Gebruik DigiD door derden
Belanghebbende betwist dat zij de wijzigingen in het aantal opvanguren, die geleid hebben tot neerwaartse correcties van de kinderopvangtoeslag (hierna: KOT), aan de Belastingdienst (hierna B/T), heeft doorgegeven. Belanghebbende heeft ter zitting gesteld dat het mogelijk is dat de kinderopvanginstelling wijzigingen heeft doorgegeven met de DigiD van belanghebbende en dat hierdoor wellicht sprake is van geweest fraude. Op grond hiervan zou compensatie op basis van hardheid moeten worden toegekend. UHT stelt zich op het standpunt dat het gebruik van DigiD door derden onder de verantwoordelijkheid van de ouder valt. De Commissie overweegt als volgt.

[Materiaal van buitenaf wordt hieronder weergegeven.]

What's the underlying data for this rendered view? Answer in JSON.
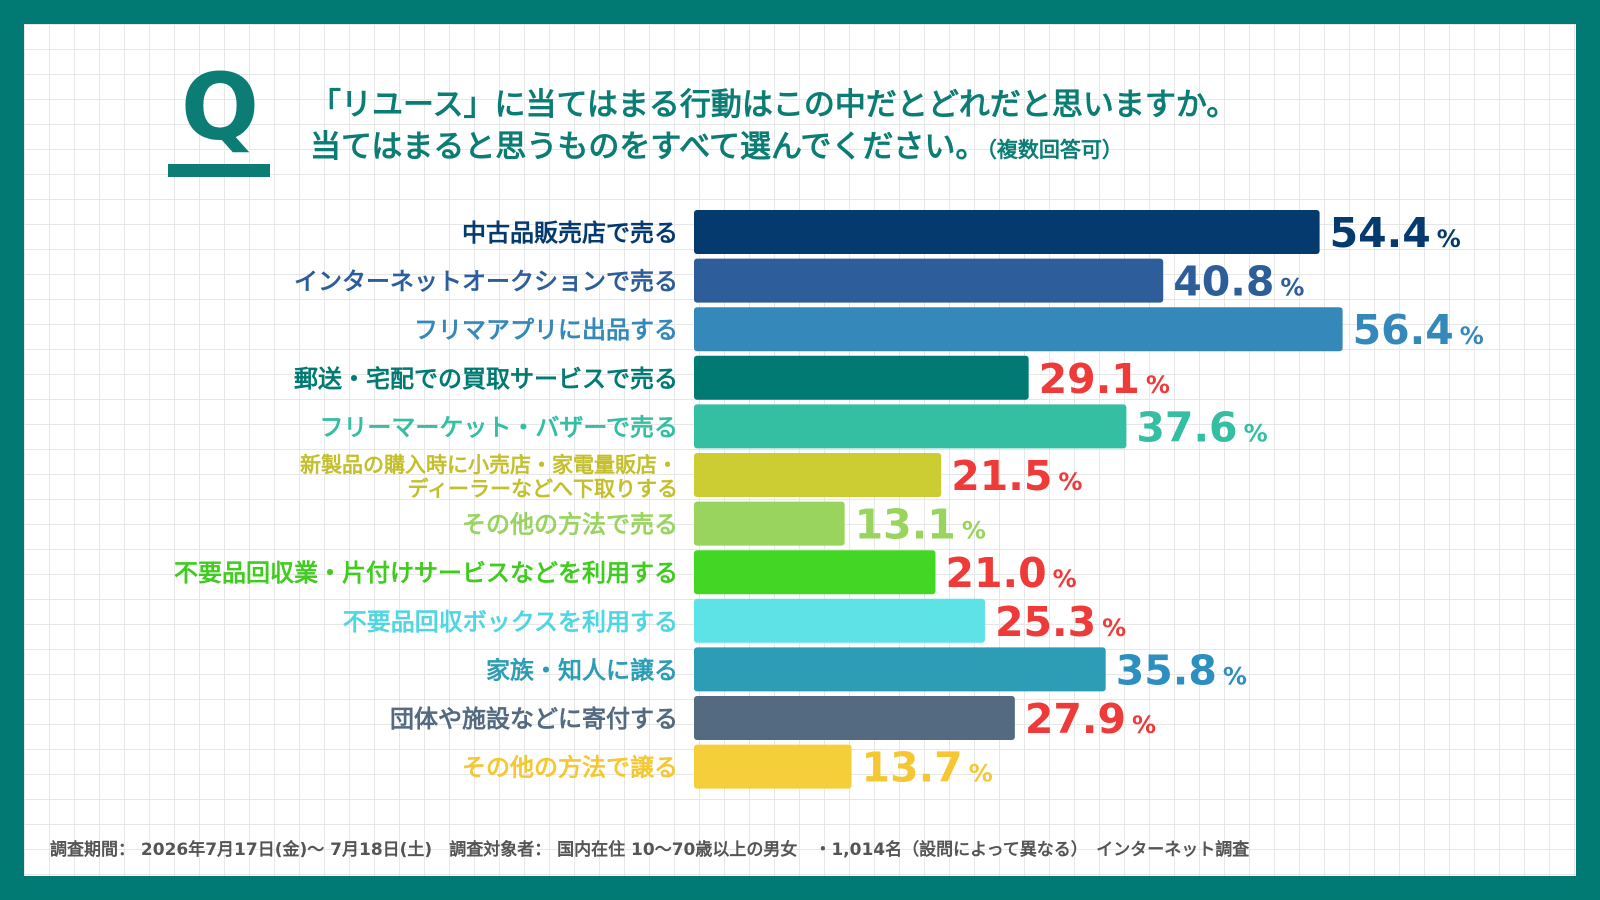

Om een aanvraag en/of wijziging van de KOT te kunnen doorvoeren, moet de aanvrager inloggen met zijn/haar persoonlijke DigiD-inloggegevens. Daarmee heeft de Belastingdienst (hierna: B/T) willen bewerkstelligen dat alleen een rechthebbende op de toeslag een dergelijke (wijzigings)aanvraag kan indienen. Een DigiD biedt immers een persoonsgebonden ingang naar een digitaal portaal. Belanghebbende heeft aangevoerd dat het mogelijk is dat haar inloggegevens destijds met de kinderopvanginstelling zijn gedeeld. Hoewel de Commissie niet uitsluit dat belanghebbende dit te goeder trouw heeft gedaan, is zij toch van oordeel dat
misbruik ten gevolge van het delen van DigiD-inloggegevens voor rekening en risico van belanghebbende dient te komen. Ook als de onderhavige wijzigingen zijn doorgegeven door de kinderopvanginstelling moeten deze daarom worden geacht te zijn doorgegeven door belanghebbende, die immers gebruik van haar DigiD door een derde mogelijk heeft gemaakt. De Commissie adviseert UHT daarom om dit onderdeel van het bezwaar ongegrond te verklaren.

Beslagvrije voet
Belanghebbende stelt dat B/T in de toeslagjaren 2012 tot en met 2015 en 2019 geen rekening heeft gehouden met haar beslagvrije voet terwijl de gegevens hiervoor wel voorhanden waren en dat ook daarom sprake is van hardheid van het stelsel. De Commissie overweegt dat de KOT expliciet is uitgesloten van de beslagvrije voet in artikel 475c sub j van het Wetboek van Rechtsvordering. De vraag of en in hoeverre rekening is gehouden met de beslagvrije voet bij verrekeningen met andere toeslagen, valt buiten de reikwijdte van het begrip vooringenomen handelen. De Commissie is van oordeel dat in dit geval niet is gebleken van feiten of omstandigheden die leiden tot de conclusie dat sprake is van hardheid van het stelsel. De Commissie adviseert het bezwaar op dit punt ongegrond te verklaren.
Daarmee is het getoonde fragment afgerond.